How could God allow this to happen to me? Where is God’s love, power, compassion? Is this really God’s will? These questions and others may signal that anger toward God is festering. And, as in human relationships, that anger is poison to your relationship.
Here are five simple steps you can take to ease your anger and ultimately banish it. Keep in mind, however, that “simple” isn’t the same as “easy”; confronting and dealing with your anger may be one of the most difficult and courageous things you’ve done in your life.
- Acknowledge and accept your anger as normal. As long as you deny your anger, you cannot begin to deal with it. As long as you are in denial, you might continue to attend church or say your bedtime prayers, but the cold wall of anger may prevent you from reaping the rewards of a deep, personal relationship with the God of your understanding.
- Don’t limit God. Do you really think God can’t handle your anger? You’ve probably known people who dissolved into tears, threw things, or even stopped speaking to you following an angry confrontation. But God isn’t like that. By definition, God is bigger than we are – more loving, more compassionate, more forgiving. With all our faults and failings, we are God’s creation, and God loves us as we are.

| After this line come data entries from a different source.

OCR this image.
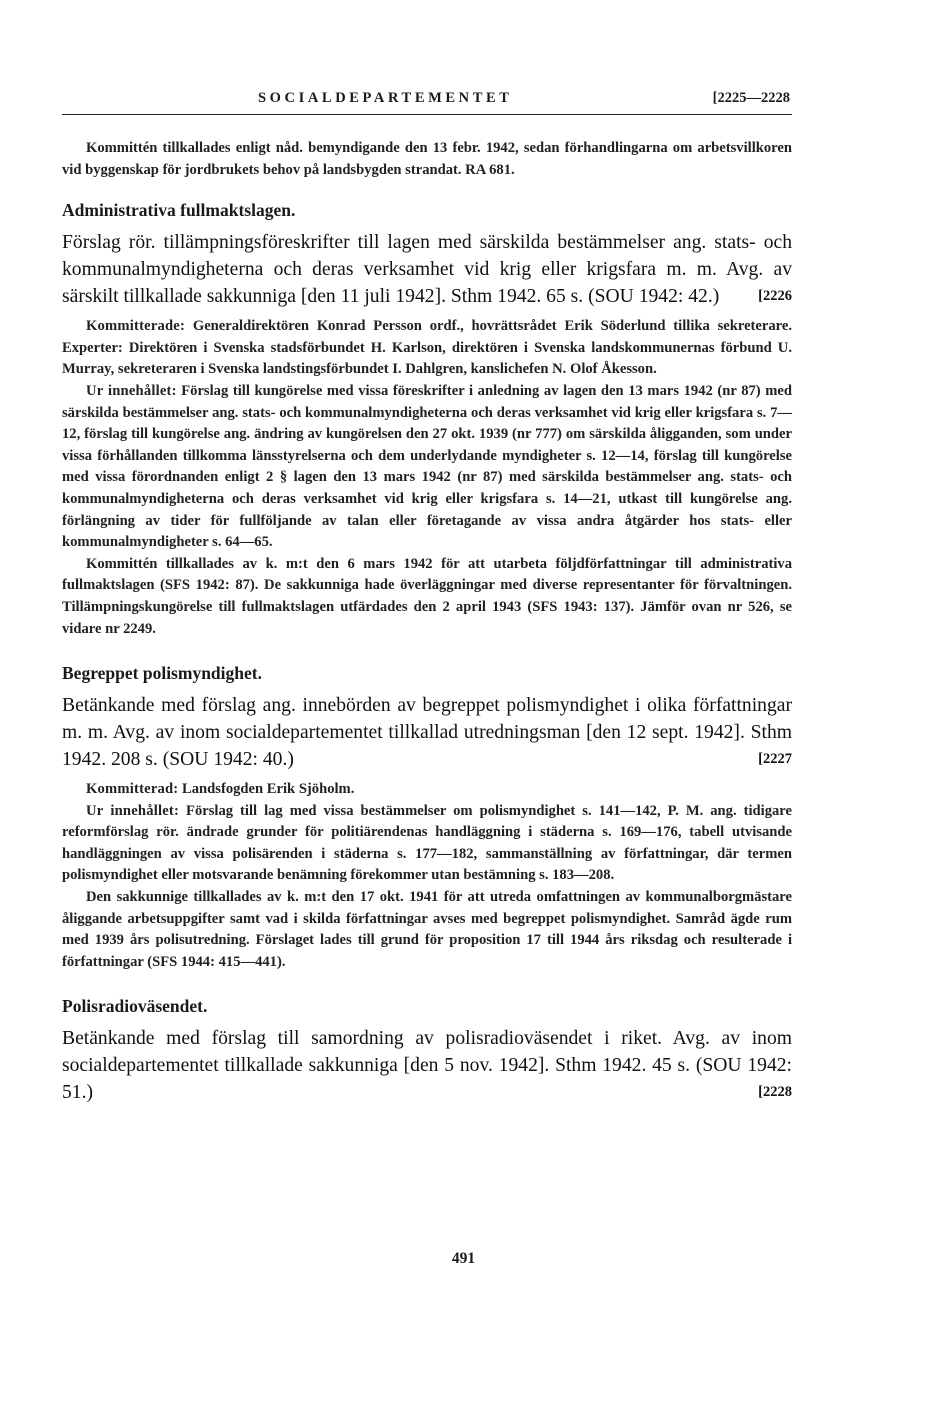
SOCIALDEPARTEMENTET	[2225—2228

Kommittén tillkallades enligt nåd. bemyndigande den 13 febr. 1942, sedan förhandlingarna om arbetsvillkoren vid byggenskap för jordbrukets behov på landsbygden strandat. RA 681.

Administrativa fullmaktslagen.

Förslag rör. tillämpningsföreskrifter till lagen med särskilda bestämmelser ang. stats- och kommunalmyndigheterna och deras verksamhet vid krig eller krigsfara m. m. Avg. av särskilt tillkallade sakkunniga [den 11 juli 1942]. Sthm 1942. 65 s. (SOU 1942: 42.)	[2226

Kommitterade: Generaldirektören Konrad Persson ordf., hovrättsrådet Erik Söderlund tillika sekreterare. Experter: Direktören i Svenska stadsförbundet H. Karlson, direktören i Svenska landskommunernas förbund U. Murray, sekreteraren i Svenska landstingsförbundet I. Dahlgren, kanslichefen N. Olof Åkesson.

Ur innehållet: Förslag till kungörelse med vissa föreskrifter i anledning av lagen den 13 mars 1942 (nr 87) med särskilda bestämmelser ang. stats- och kommunalmyndigheterna och deras verksamhet vid krig eller krigsfara s. 7—12, förslag till kungörelse ang. ändring av kungörelsen den 27 okt. 1939 (nr 777) om särskilda åligganden, som under vissa förhållanden tillkomma länsstyrelserna och dem underlydande myndigheter s. 12—14, förslag till kungörelse med vissa förordnanden enligt 2 § lagen den 13 mars 1942 (nr 87) med särskilda bestämmelser ang. stats- och kommunalmyndigheterna och deras verksamhet vid krig eller krigsfara s. 14—21, utkast till kungörelse ang. förlängning av tider för fullföljande av talan eller företagande av vissa andra åtgärder hos stats- eller kommunalmyndigheter s. 64—65.

Kommittén tillkallades av k. m:t den 6 mars 1942 för att utarbeta följdförfattningar till administrativa fullmaktslagen (SFS 1942: 87). De sakkunniga hade överläggningar med diverse representanter för förvaltningen. Tillämpningskungörelse till fullmaktslagen utfärdades den 2 april 1943 (SFS 1943: 137). Jämför ovan nr 526, se vidare nr 2249.

Begreppet polismyndighet.

Betänkande med förslag ang. innebörden av begreppet polismyndighet i olika författningar m. m. Avg. av inom socialdepartementet tillkallad utredningsman [den 12 sept. 1942]. Sthm 1942. 208 s. (SOU 1942: 40.)	[2227

Kommitterad: Landsfogden Erik Sjöholm.

Ur innehållet: Förslag till lag med vissa bestämmelser om polismyndighet s. 141—142, P. M. ang. tidigare reformförslag rör. ändrade grunder för politiärendenas handläggning i städerna s. 169—176, tabell utvisande handläggningen av vissa polisärenden i städerna s. 177—182, sammanställning av författningar, där termen polismyndighet eller motsvarande benämning förekommer utan bestämning s. 183—208.

Den sakkunnige tillkallades av k. m:t den 17 okt. 1941 för att utreda omfattningen av kommunalborgmästare åliggande arbetsuppgifter samt vad i skilda författningar avses med begreppet polismyndighet. Samråd ägde rum med 1939 års polisutredning. Förslaget lades till grund för proposition 17 till 1944 års riksdag och resulterade i författningar (SFS 1944: 415—441).

Polisradioväsendet.

Betänkande med förslag till samordning av polisradioväsendet i riket. Avg. av inom socialdepartementet tillkallade sakkunniga [den 5 nov. 1942]. Sthm 1942. 45 s. (SOU 1942: 51.)	[2228

491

- Express your feelings honestly in prayer. Feelings are neither good nor bad – they are merely facts. Denying your feelings because they aren’t “nice” will only stand in the way of your relationship with God. In his laws for successful prayer, Martin Luther’s number one rule was “Don’t lie to God.” God already knows what you feel, and while you might be able to fool others or even fool yourself, you can’t fool God. Stand naked before God in prayer, and reveal the secrets of your heart. Speak your anger, and feel it subside. God understands.
- Trust God. This one may be the hardest, given the magnitude of your grief. No one ever said faith was easy, and this may be the biggest test your faith has endured. Try to keep in mind that although your understanding is limited to your own experience, God knows the whole, big picture. Look for– times in your life when you thought your world was collapsing around you, yet you survived and even thrived in aftermath. Trust God to carry you through this tragedy as well.
- Let go. Held inside, anger will rule your life – manipulating and limiting you and taking a toll on your health. When you express anger toward God, you make room for God’s love and peace to fill your soul. In time, you’ll begin to realize that it’s time to let go. Your anger, once a defense against your pain, no longer serves any useful purpose. You’ve opened the door to healing by sharing your anger with God, and now it’s time to move on.
Talking About Your Anger
Expressing anger is the best way to ease its hold on you. Have you felt angry toward God or others following the death of a loved one? How did you work through it?